Robert Lloyd Schellenberg was given a 15-year jail term in November but, on Monday, a court said the sentence for drug smuggling was too lenient.
The ruling is likely to worsen a diplomatic row between the countries.
“It is a horrific, unfortunate, heartbreaking situation,” his aunt, Lauri Nelson-Jones, told the BBC via email.
“It is our worst case fear confirmed,” she added. “It is rather unimaginable what he must be feeling and thinking.”
Canadian Prime Minister Justin Trudeau condemned the ruling.
“It is of extreme concern to us as a government, as it should be to all our international friends and allies, that China has chosen to begin to arbitrarily apply the death penalty,” he said in a statement.
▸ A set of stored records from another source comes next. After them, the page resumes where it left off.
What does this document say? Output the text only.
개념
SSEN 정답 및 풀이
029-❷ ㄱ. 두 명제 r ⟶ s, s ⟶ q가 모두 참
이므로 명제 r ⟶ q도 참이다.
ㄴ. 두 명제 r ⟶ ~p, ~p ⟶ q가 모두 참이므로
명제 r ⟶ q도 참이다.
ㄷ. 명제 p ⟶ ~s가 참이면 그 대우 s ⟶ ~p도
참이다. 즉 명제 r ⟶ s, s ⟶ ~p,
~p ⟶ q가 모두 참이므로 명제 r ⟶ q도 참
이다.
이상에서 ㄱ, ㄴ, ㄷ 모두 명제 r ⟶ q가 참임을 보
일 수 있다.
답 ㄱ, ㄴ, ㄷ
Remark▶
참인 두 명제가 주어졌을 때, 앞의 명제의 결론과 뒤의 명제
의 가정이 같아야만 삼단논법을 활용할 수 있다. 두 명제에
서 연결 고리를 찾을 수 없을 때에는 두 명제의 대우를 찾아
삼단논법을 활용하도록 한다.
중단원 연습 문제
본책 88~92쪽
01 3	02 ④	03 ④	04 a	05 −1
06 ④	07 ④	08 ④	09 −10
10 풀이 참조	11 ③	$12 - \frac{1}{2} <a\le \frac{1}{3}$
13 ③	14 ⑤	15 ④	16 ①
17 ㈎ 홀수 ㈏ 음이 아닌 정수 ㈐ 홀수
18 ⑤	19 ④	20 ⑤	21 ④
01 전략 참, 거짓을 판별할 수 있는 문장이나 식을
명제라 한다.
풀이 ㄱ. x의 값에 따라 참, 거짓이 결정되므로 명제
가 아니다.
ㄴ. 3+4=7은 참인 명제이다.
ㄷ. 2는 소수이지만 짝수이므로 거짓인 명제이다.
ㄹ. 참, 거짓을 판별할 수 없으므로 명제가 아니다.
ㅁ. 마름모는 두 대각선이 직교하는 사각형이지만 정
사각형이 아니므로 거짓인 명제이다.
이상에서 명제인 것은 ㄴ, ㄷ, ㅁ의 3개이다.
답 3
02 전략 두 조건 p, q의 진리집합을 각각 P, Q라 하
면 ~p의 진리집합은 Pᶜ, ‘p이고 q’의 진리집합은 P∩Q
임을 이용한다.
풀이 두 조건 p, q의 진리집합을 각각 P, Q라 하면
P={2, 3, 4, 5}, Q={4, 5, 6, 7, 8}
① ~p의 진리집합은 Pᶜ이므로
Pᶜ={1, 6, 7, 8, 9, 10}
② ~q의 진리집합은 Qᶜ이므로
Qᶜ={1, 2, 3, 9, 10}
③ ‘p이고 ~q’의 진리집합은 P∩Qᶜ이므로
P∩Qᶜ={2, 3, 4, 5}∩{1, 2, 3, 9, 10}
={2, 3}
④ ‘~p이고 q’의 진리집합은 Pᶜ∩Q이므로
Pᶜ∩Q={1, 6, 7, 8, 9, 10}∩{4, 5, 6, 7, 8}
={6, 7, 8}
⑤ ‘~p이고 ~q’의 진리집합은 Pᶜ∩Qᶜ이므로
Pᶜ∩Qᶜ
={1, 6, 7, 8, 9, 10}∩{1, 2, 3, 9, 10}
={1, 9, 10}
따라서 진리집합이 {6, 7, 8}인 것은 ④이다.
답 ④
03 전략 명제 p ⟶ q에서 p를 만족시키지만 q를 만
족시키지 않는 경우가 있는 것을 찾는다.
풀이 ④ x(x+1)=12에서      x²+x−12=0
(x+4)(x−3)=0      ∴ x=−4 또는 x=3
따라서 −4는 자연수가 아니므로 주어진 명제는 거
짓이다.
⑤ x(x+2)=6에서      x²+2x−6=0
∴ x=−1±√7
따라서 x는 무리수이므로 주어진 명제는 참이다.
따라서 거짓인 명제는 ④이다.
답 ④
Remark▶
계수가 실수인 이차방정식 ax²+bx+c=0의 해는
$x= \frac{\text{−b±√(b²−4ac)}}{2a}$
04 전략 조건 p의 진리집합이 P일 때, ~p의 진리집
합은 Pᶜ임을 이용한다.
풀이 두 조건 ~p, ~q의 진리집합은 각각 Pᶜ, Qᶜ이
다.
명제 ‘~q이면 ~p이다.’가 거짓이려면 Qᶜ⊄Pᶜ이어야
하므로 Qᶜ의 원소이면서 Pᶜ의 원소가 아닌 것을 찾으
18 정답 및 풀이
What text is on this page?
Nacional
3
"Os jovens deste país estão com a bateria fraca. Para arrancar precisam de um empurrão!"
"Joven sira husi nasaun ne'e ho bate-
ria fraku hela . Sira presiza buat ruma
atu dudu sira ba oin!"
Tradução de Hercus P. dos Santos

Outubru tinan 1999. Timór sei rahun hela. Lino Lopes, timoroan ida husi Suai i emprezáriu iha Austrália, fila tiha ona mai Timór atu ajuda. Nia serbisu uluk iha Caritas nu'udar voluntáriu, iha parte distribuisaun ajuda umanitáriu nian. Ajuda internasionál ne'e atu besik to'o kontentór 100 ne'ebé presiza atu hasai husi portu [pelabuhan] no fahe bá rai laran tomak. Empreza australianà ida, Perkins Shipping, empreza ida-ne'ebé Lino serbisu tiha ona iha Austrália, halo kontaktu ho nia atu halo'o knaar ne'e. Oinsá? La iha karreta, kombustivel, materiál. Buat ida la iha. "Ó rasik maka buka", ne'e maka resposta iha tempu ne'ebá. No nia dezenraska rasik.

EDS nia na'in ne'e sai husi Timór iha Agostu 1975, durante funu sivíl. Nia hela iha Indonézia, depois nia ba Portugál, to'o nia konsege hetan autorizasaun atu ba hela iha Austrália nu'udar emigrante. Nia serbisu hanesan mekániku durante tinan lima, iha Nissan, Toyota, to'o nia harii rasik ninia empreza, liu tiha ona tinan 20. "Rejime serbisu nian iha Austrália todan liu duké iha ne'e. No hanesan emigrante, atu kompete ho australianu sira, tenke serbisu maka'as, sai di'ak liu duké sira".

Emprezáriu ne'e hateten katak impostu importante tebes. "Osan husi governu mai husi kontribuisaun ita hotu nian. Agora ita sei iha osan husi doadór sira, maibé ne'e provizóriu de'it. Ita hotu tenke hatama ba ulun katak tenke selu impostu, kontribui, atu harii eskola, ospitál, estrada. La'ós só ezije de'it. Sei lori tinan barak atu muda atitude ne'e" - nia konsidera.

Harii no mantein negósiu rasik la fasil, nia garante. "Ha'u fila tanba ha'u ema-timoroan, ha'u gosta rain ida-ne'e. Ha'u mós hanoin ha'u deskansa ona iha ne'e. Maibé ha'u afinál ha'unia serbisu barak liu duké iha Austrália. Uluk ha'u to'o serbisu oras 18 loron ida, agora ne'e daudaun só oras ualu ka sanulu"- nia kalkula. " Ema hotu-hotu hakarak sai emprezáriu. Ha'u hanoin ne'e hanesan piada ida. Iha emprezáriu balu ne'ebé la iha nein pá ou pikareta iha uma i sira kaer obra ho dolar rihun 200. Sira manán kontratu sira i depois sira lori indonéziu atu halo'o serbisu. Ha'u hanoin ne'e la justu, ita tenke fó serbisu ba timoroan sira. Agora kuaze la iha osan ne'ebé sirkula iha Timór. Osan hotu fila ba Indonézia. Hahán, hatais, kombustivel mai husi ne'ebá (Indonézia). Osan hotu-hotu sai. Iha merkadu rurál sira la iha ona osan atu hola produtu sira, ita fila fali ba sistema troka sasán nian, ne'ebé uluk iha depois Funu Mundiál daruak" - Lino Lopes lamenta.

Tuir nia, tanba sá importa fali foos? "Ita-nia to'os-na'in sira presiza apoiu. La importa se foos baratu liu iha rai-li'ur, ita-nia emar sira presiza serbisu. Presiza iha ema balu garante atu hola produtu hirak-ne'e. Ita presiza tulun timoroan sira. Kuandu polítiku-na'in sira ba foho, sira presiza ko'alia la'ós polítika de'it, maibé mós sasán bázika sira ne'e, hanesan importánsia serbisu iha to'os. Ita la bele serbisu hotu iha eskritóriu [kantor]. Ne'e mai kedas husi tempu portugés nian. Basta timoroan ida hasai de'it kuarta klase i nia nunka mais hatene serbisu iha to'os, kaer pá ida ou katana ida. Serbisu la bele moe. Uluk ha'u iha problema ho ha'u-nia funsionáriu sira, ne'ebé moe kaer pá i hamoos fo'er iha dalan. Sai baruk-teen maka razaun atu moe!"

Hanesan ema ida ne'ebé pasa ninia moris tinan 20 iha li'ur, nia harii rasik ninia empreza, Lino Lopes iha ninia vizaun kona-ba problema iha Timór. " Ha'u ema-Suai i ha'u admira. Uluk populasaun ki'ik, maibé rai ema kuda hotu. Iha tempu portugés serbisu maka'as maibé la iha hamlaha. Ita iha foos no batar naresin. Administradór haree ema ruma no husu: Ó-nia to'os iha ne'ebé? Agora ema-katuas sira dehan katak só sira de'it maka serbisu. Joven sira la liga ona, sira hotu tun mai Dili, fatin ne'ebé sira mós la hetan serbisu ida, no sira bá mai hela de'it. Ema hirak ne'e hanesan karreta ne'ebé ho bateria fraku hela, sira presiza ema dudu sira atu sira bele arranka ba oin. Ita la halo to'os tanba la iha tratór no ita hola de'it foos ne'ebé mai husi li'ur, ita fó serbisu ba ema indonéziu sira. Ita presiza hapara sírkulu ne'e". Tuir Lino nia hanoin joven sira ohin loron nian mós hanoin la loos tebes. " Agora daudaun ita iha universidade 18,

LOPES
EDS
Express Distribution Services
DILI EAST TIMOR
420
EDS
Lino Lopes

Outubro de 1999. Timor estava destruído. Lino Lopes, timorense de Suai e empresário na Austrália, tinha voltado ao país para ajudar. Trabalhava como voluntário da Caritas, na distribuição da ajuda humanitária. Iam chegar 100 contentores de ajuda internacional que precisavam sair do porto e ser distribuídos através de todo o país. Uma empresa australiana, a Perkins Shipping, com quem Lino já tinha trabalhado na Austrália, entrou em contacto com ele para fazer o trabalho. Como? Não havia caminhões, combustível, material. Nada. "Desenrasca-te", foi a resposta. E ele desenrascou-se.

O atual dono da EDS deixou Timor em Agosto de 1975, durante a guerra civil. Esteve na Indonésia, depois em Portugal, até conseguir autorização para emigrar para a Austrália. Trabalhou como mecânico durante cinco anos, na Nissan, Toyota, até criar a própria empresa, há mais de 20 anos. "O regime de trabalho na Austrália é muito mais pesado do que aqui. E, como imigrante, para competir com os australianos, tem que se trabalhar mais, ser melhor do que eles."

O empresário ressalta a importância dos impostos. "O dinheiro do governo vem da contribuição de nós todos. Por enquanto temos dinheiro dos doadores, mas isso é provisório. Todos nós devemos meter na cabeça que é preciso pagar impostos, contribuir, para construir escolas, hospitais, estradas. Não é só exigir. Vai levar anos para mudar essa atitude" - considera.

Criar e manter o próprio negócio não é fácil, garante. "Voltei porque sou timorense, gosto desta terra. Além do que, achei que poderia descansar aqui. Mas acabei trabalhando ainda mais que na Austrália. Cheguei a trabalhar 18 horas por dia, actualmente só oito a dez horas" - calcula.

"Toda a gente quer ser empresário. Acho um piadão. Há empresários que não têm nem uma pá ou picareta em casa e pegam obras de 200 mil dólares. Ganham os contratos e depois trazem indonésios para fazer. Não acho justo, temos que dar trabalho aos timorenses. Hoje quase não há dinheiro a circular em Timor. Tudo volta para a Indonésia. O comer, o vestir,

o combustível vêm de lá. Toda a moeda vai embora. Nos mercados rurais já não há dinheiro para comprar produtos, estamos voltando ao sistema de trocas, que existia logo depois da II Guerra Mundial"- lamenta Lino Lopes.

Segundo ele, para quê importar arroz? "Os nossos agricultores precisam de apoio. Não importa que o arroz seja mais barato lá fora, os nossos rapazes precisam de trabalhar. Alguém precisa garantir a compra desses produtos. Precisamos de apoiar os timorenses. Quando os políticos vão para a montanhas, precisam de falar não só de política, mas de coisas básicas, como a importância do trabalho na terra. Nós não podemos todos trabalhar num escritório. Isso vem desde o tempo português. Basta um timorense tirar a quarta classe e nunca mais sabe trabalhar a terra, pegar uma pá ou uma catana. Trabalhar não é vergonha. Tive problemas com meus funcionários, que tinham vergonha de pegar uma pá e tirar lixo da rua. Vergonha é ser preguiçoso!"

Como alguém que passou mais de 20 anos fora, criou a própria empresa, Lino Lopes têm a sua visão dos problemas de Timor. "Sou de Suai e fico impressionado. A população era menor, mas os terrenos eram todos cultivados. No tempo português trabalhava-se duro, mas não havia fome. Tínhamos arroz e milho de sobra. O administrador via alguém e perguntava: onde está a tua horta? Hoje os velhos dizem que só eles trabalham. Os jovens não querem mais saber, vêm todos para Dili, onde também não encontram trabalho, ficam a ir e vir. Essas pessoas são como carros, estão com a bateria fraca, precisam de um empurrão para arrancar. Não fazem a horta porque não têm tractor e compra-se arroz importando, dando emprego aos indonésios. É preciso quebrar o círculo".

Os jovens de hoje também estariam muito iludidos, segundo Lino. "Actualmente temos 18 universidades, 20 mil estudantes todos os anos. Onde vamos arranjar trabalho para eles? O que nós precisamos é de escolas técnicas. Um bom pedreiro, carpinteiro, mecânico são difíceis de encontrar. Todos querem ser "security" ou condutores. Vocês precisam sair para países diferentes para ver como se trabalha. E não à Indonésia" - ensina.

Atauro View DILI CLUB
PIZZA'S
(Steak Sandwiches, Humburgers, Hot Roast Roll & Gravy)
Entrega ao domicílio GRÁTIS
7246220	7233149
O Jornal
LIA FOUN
Schellenberg has 10 days to launch an appeal and his lawyer told Reuters news agency that he would likely do so.
His case was unexpectedly reviewed after Canada arrested a top official at the Chinese telecoms giant Huawei, on a request from the US.
The detention of Meng Wanzhou, 46, last month angered China and soured its relations with both Canada and the US.
The Canadian, who is believed to be 36, was arrested in 2014 and accused of planning to smuggle almost 500lb (227kg) of methamphetamine from China to Australia.
He was sentenced to 15 years in prison in November but, following an appeal, a high court in the north-eastern city of Dalian on Monday sentenced him to death.